Peroxisome deficiency but not the defect in ether lipid synthesis causes activation of the innate immune system and axonal loss in the central nervous system

BACKGROUND: Mice with peroxisome deficiency in neural cells (Nestin-Pex5(−/−)) develop a neurodegenerative phenotype leading to motor and cognitive disabilities and early death. Major pathologies at the end stage of disease include severe demyelination, axonal degeneration and neuroinflammation. We now investigated the onset and progression of these pathological processes, and their potential interrelationship. In addition, the putative role of oxidative stress, the impact of plasmalogen depletion on the neurodegenerative phenotype, and the consequences of peroxisome elimination in the postnatal period were studied. METHODS: Immunohistochemistry in association with gene expression analysis was performed on Nestin-Pex5(−/−) mice to document demyelination, axonal damage and neuroinflammation. Also Gnpat(−/−) mice, with selective plasmalogen deficiency and CMV-Tx-Pex5(−/−) mice, with tamoxifen induced generalized loss of peroxisomes were analysed. RESULTS: Activation of the innate immune system is a very early event in the pathological process in Nestin-Pex5(−/−) mice which evolves in chronic neuroinflammation. The complement factor C1q, one of the earliest up regulated transcripts, was expressed on neurons and oligodendrocytes but not on microglia. Transcripts of other pro- and anti-inflammatory genes and markers of phagocytotic activity were already significantly induced before detecting pathologies with immunofluorescent staining.

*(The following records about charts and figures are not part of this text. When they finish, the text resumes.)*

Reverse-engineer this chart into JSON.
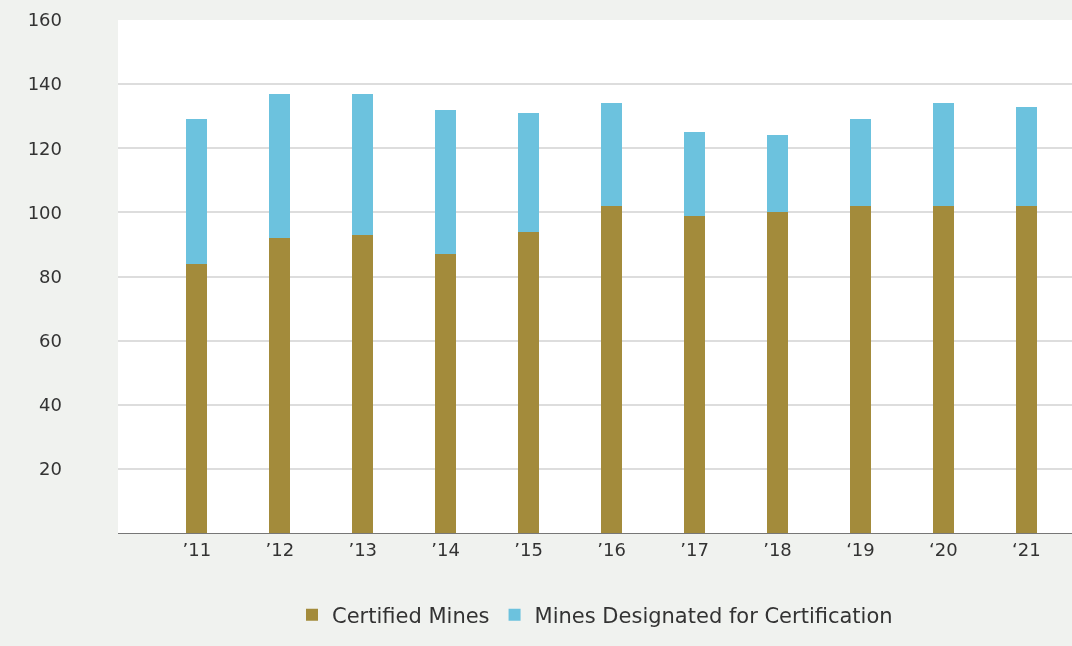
{
  "chart_data": {
    "type": "bar",
    "stacked": true,
    "categories": [
      "’11",
      "’12",
      "’13",
      "’14",
      "’15",
      "’16",
      "’17",
      "’18",
      "‘19",
      "‘20",
      "‘21"
    ],
    "series": [
      {
        "name": "Certified Mines",
        "color": "#a38b3b",
        "values": [
          84,
          92,
          93,
          87,
          94,
          102,
          99,
          100,
          102,
          102,
          102
        ]
      },
      {
        "name": "Mines Designated for Certification",
        "color": "#6cc2de",
        "values": [
          45,
          45,
          44,
          45,
          37,
          32,
          26,
          24,
          27,
          32,
          31
        ]
      }
    ],
    "ylim": [
      0,
      160
    ],
    "yticks": [
      20,
      40,
      60,
      80,
      100,
      120,
      140,
      160
    ],
    "grid": "y",
    "legend": "bottom"
  }
}
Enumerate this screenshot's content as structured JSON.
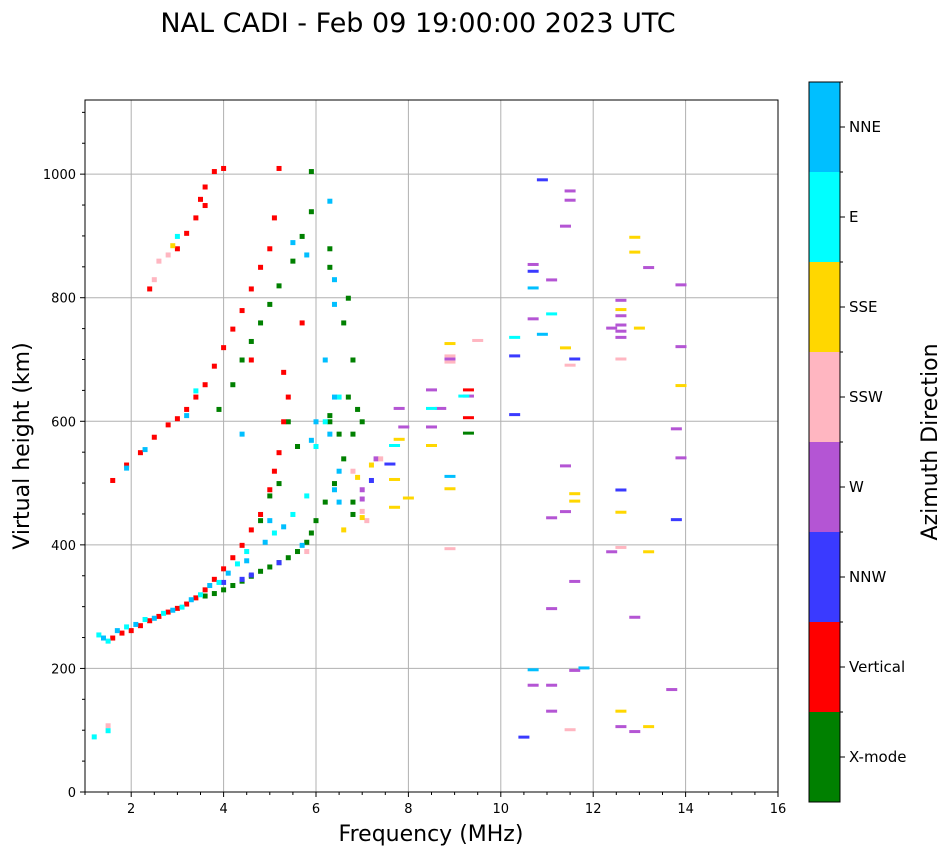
{
  "chart_data": {
    "type": "scatter",
    "title": "NAL CADI - Feb 09 19:00:00 2023 UTC",
    "xlabel": "Frequency (MHz)",
    "ylabel": "Virtual height (km)",
    "xlim": [
      1,
      16
    ],
    "ylim": [
      0,
      1120
    ],
    "xticks": [
      2,
      4,
      6,
      8,
      10,
      12,
      14,
      16
    ],
    "yticks": [
      0,
      200,
      400,
      600,
      800,
      1000
    ],
    "grid": true,
    "colorbar": {
      "label": "Azimuth Direction",
      "placement": "right",
      "categories": [
        {
          "name": "X-mode",
          "color": "#008000"
        },
        {
          "name": "Vertical",
          "color": "#ff0000"
        },
        {
          "name": "NNW",
          "color": "#3a3aff"
        },
        {
          "name": "W",
          "color": "#b455d4"
        },
        {
          "name": "SSW",
          "color": "#ffb6c1"
        },
        {
          "name": "SSE",
          "color": "#ffd700"
        },
        {
          "name": "E",
          "color": "#00ffff"
        },
        {
          "name": "NNE",
          "color": "#00bfff"
        }
      ]
    },
    "series": [
      {
        "name": "X-mode",
        "points": [
          [
            3.6,
            318
          ],
          [
            3.8,
            322
          ],
          [
            4,
            328
          ],
          [
            4.2,
            335
          ],
          [
            4.4,
            342
          ],
          [
            4.6,
            350
          ],
          [
            4.8,
            358
          ],
          [
            5,
            365
          ],
          [
            5.2,
            372
          ],
          [
            5.4,
            380
          ],
          [
            5.6,
            390
          ],
          [
            5.8,
            405
          ],
          [
            5.9,
            420
          ],
          [
            6,
            440
          ],
          [
            6.2,
            470
          ],
          [
            6.4,
            500
          ],
          [
            6.6,
            540
          ],
          [
            6.8,
            580
          ],
          [
            6.9,
            620
          ],
          [
            7,
            600
          ],
          [
            6.7,
            640
          ],
          [
            6.8,
            700
          ],
          [
            6.6,
            760
          ],
          [
            6.7,
            800
          ],
          [
            6.3,
            850
          ],
          [
            6.3,
            880
          ],
          [
            5.9,
            940
          ],
          [
            5.7,
            900
          ],
          [
            5.5,
            860
          ],
          [
            5.2,
            820
          ],
          [
            5,
            790
          ],
          [
            4.8,
            760
          ],
          [
            4.6,
            730
          ],
          [
            4.4,
            700
          ],
          [
            4.2,
            660
          ],
          [
            5.4,
            600
          ],
          [
            5.6,
            560
          ],
          [
            5.2,
            500
          ],
          [
            5,
            480
          ],
          [
            4.8,
            440
          ],
          [
            3.9,
            620
          ],
          [
            6.3,
            610
          ],
          [
            6.5,
            580
          ],
          [
            6.8,
            470
          ],
          [
            6.8,
            450
          ],
          [
            6.3,
            600
          ],
          [
            9.3,
            580
          ],
          [
            5.9,
            1005
          ]
        ]
      },
      {
        "name": "Vertical",
        "points": [
          [
            1.6,
            250
          ],
          [
            1.8,
            258
          ],
          [
            2,
            262
          ],
          [
            2.2,
            270
          ],
          [
            2.4,
            278
          ],
          [
            2.6,
            285
          ],
          [
            2.8,
            292
          ],
          [
            3,
            298
          ],
          [
            3.2,
            305
          ],
          [
            3.4,
            315
          ],
          [
            3.6,
            328
          ],
          [
            3.8,
            345
          ],
          [
            4,
            362
          ],
          [
            4.2,
            380
          ],
          [
            4.4,
            400
          ],
          [
            4.6,
            425
          ],
          [
            4.8,
            450
          ],
          [
            5,
            490
          ],
          [
            5.1,
            520
          ],
          [
            5.2,
            550
          ],
          [
            5.3,
            600
          ],
          [
            1.6,
            505
          ],
          [
            1.9,
            530
          ],
          [
            2.2,
            550
          ],
          [
            2.5,
            575
          ],
          [
            2.8,
            595
          ],
          [
            3,
            605
          ],
          [
            3.2,
            620
          ],
          [
            3.4,
            640
          ],
          [
            3.6,
            660
          ],
          [
            3.8,
            690
          ],
          [
            4,
            720
          ],
          [
            4.2,
            750
          ],
          [
            4.4,
            780
          ],
          [
            4.6,
            815
          ],
          [
            4.8,
            850
          ],
          [
            5,
            880
          ],
          [
            5.1,
            930
          ],
          [
            5.2,
            1010
          ],
          [
            2.4,
            815
          ],
          [
            3,
            880
          ],
          [
            3.2,
            905
          ],
          [
            3.4,
            930
          ],
          [
            3.5,
            960
          ],
          [
            3.6,
            980
          ],
          [
            3.8,
            1005
          ],
          [
            4,
            1010
          ],
          [
            3.6,
            950
          ],
          [
            9.3,
            650
          ],
          [
            9.3,
            605
          ],
          [
            5.3,
            680
          ],
          [
            5.4,
            640
          ],
          [
            4.6,
            700
          ],
          [
            5.7,
            760
          ]
        ]
      },
      {
        "name": "NNW",
        "points": [
          [
            4.4,
            345
          ],
          [
            4.6,
            352
          ],
          [
            5.2,
            372
          ],
          [
            7.2,
            505
          ],
          [
            10.3,
            705
          ],
          [
            10.3,
            610
          ],
          [
            10.9,
            990
          ],
          [
            10.5,
            88
          ],
          [
            11.6,
            700
          ],
          [
            13.8,
            440
          ],
          [
            12.6,
            488
          ],
          [
            7.6,
            530
          ],
          [
            10.7,
            842
          ],
          [
            4,
            340
          ]
        ]
      },
      {
        "name": "W",
        "points": [
          [
            7.8,
            620
          ],
          [
            7.9,
            590
          ],
          [
            8.5,
            650
          ],
          [
            8.5,
            590
          ],
          [
            8.7,
            620
          ],
          [
            8.9,
            700
          ],
          [
            9.3,
            640
          ],
          [
            10.7,
            853
          ],
          [
            10.7,
            765
          ],
          [
            11.1,
            828
          ],
          [
            11.1,
            443
          ],
          [
            11.1,
            296
          ],
          [
            11.1,
            130
          ],
          [
            11.4,
            915
          ],
          [
            11.4,
            527
          ],
          [
            11.4,
            453
          ],
          [
            11.5,
            972
          ],
          [
            11.5,
            957
          ],
          [
            11.6,
            340
          ],
          [
            11.6,
            196
          ],
          [
            12.4,
            750
          ],
          [
            12.6,
            795
          ],
          [
            12.6,
            770
          ],
          [
            12.6,
            755
          ],
          [
            12.6,
            745
          ],
          [
            12.6,
            735
          ],
          [
            12.4,
            388
          ],
          [
            12.6,
            105
          ],
          [
            12.9,
            282
          ],
          [
            12.9,
            97
          ],
          [
            13.2,
            848
          ],
          [
            13.9,
            820
          ],
          [
            13.9,
            720
          ],
          [
            13.8,
            587
          ],
          [
            13.9,
            540
          ],
          [
            13.7,
            165
          ],
          [
            10.7,
            172
          ],
          [
            11.1,
            172
          ],
          [
            7.3,
            540
          ],
          [
            7,
            490
          ],
          [
            7,
            475
          ]
        ]
      },
      {
        "name": "SSW",
        "points": [
          [
            2.5,
            830
          ],
          [
            2.6,
            860
          ],
          [
            2.8,
            870
          ],
          [
            1.5,
            108
          ],
          [
            5.8,
            390
          ],
          [
            6.8,
            520
          ],
          [
            8.9,
            705
          ],
          [
            8.9,
            695
          ],
          [
            9.5,
            730
          ],
          [
            11.5,
            690
          ],
          [
            11.5,
            100
          ],
          [
            12.6,
            700
          ],
          [
            12.6,
            395
          ],
          [
            8.9,
            393
          ],
          [
            7,
            455
          ],
          [
            7.4,
            540
          ],
          [
            7.1,
            440
          ]
        ]
      },
      {
        "name": "SSE",
        "points": [
          [
            2.9,
            885
          ],
          [
            6.6,
            425
          ],
          [
            7,
            445
          ],
          [
            6.9,
            510
          ],
          [
            7.2,
            530
          ],
          [
            7.7,
            460
          ],
          [
            7.7,
            505
          ],
          [
            7.8,
            570
          ],
          [
            8,
            475
          ],
          [
            8.5,
            560
          ],
          [
            8.9,
            725
          ],
          [
            8.9,
            490
          ],
          [
            11.4,
            718
          ],
          [
            11.6,
            482
          ],
          [
            11.6,
            470
          ],
          [
            12.6,
            780
          ],
          [
            12.6,
            452
          ],
          [
            12.6,
            130
          ],
          [
            12.9,
            897
          ],
          [
            12.9,
            873
          ],
          [
            13,
            750
          ],
          [
            13.2,
            105
          ],
          [
            13.2,
            388
          ],
          [
            13.9,
            657
          ]
        ]
      },
      {
        "name": "E",
        "points": [
          [
            1.3,
            255
          ],
          [
            1.5,
            245
          ],
          [
            1.9,
            268
          ],
          [
            2.3,
            280
          ],
          [
            2.7,
            290
          ],
          [
            3.1,
            300
          ],
          [
            3.5,
            320
          ],
          [
            3.9,
            340
          ],
          [
            4.3,
            370
          ],
          [
            4.5,
            390
          ],
          [
            5.1,
            420
          ],
          [
            5.5,
            450
          ],
          [
            5.8,
            480
          ],
          [
            6,
            560
          ],
          [
            6.2,
            600
          ],
          [
            3,
            900
          ],
          [
            3.4,
            650
          ],
          [
            1.2,
            90
          ],
          [
            1.5,
            100
          ],
          [
            6.5,
            640
          ],
          [
            7.7,
            560
          ],
          [
            9.2,
            640
          ],
          [
            11.1,
            773
          ],
          [
            10.3,
            735
          ],
          [
            8.5,
            620
          ]
        ]
      },
      {
        "name": "NNE",
        "points": [
          [
            1.4,
            250
          ],
          [
            1.7,
            262
          ],
          [
            2.1,
            272
          ],
          [
            2.5,
            282
          ],
          [
            2.9,
            295
          ],
          [
            3.3,
            312
          ],
          [
            3.7,
            335
          ],
          [
            4.1,
            355
          ],
          [
            4.5,
            375
          ],
          [
            4.9,
            405
          ],
          [
            5.3,
            430
          ],
          [
            5.7,
            400
          ],
          [
            5.9,
            570
          ],
          [
            6.3,
            580
          ],
          [
            6.5,
            520
          ],
          [
            6,
            600
          ],
          [
            6.4,
            640
          ],
          [
            6.4,
            830
          ],
          [
            6.4,
            790
          ],
          [
            6.3,
            957
          ],
          [
            6.2,
            700
          ],
          [
            5.8,
            870
          ],
          [
            5.5,
            890
          ],
          [
            4.4,
            580
          ],
          [
            5,
            440
          ],
          [
            1.9,
            525
          ],
          [
            2.3,
            555
          ],
          [
            3.2,
            610
          ],
          [
            10.7,
            815
          ],
          [
            11.8,
            200
          ],
          [
            10.7,
            197
          ],
          [
            6.5,
            470
          ],
          [
            6.4,
            490
          ],
          [
            8.9,
            510
          ],
          [
            10.9,
            740
          ]
        ]
      }
    ]
  }
}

Demyelination, macrophage activity and axonal loss co-occurred throughout the brain. As in patients with mild peroxisome biogenesis disorders who develop regressive changes, demyelination in cerebellum and brain stem preceded major myelin loss in corpus callosum of both Nestin-Pex5(−/−) and CMV-Tx-Pex5(−/−) mice. These lesions were not accompanied by generalized oxidative stress throughout the brain. Although Gnpat(−/−) mice displayed dysmyelination and Purkinje cell axon damage in cerebellum, confirming previous observations, no signs of inflammation or demyelination aggravating with age were observed. CONCLUSIONS: Peroxisome inactivity triggers a fast neuroinflammatory reaction, which is not solely due to the depletion of plasmalogens. In association with myelin abnormalities this causes axon damage and loss.